The quiet confidence in his voice reassured her. She continued to sit as if hoping his nearness would somehow take away the sting of his earlier rebuke and they could be friends again.
He said gently, “You can go, if you like. But no’ tae your own cabin. Night is falling fast.”
“To Ma Horn’s, then.”
“Aye,” he said, adding, “I would have you stay here in hospital quarters, but you’re hardly sick enough tae do that.”
Just lovesick, she thought miserably.
He came and sat opposite her. His face was so battered she nearly winced. She worked to make her voice strong and sure. “You must let me help you with the healing salve. Then I will go.”
He smiled despite his cracked lip, and she fervently hoped he’d not broken his fine nose or the cheekbones that made his handsome face so noble. Would the cuts heal or scar? The one over his eye was deep, while the rest were more like scratches.

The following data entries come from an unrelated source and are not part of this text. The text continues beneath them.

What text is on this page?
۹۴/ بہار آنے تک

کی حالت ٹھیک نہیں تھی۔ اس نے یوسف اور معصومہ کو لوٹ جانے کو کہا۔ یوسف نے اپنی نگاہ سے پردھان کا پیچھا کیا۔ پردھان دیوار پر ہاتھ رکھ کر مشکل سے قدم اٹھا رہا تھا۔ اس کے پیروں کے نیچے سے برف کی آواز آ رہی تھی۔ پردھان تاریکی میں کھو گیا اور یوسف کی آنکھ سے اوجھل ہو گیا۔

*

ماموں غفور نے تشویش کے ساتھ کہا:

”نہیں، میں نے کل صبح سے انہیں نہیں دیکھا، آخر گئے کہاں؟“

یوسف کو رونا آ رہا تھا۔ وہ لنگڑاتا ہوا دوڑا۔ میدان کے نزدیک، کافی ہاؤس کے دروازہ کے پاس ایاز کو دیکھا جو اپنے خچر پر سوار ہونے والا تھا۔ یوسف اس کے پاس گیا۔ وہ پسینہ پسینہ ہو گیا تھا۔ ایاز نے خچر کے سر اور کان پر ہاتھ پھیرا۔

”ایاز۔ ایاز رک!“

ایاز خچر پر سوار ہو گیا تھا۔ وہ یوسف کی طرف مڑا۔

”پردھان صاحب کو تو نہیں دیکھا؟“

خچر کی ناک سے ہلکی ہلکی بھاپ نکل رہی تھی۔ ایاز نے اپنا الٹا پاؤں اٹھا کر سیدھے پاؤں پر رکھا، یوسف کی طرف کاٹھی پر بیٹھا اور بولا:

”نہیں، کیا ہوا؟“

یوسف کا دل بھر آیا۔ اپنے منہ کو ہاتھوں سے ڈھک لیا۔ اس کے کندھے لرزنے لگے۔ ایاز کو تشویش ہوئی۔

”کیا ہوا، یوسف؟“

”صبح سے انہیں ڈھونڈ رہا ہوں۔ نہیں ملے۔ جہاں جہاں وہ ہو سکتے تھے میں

Ma Horn’s salve was pleasant-smelling, made from crushed rosemar
y and comfrey and mixed with the ooze of white oak. Lael applied it with a clean cloth as gently as she could. He did not so much as wince, but she sensed some inner struggle within him. Anger? Fear? Exhaustion? He looked as though he’d just come from battle though he bore no musket wounds.
She left the salve on the table then started to go, but he blocked her exit. His eyes were as earnest as she’d ever seen them. “Will you forgive me for the things I said tae you when we last met? Before I went oot and slammed the door?”
She looked up at him. “I came here to ask you that very thing.”
Only when I saw you, I forgot.
“Forgiven, then?”
She softened. “You were only trying to warn me, as a friend.”
“Aye, as a friend.”
“I shouldn’t have sassed you so.”
He smiled, or tried to. “But you are so good at it.”
She almost smiled as well, then looked again at his face and went solemn. “Is there nothing more I can do for you?”
“Aye,” he answered. “You can pray.”
Her eyes filled again. “I’m not very good at that.”
“You dinna have tae be. Just honest before the Almighty.”
She was suddenly struck by a curious thought. “Do you ever . . . pray for me?”
His eyes fastened on her face. “Aye, I do.”
Her heart turned over. If he prayed for her . . . what did he pray about? She quickly shut away the question lest her heart grow too soft toward him.
“I still think you should have been a preacher,” she said softly, then turned her back and departed.
52
Two days later, on a raw November morning, one of Simon’s nearest neighbors arrived on a mule even more ornery than Lael’s own. It stopped just short of the cabin, nearly sending the boy sailing off its bare back and onto the slippery porch.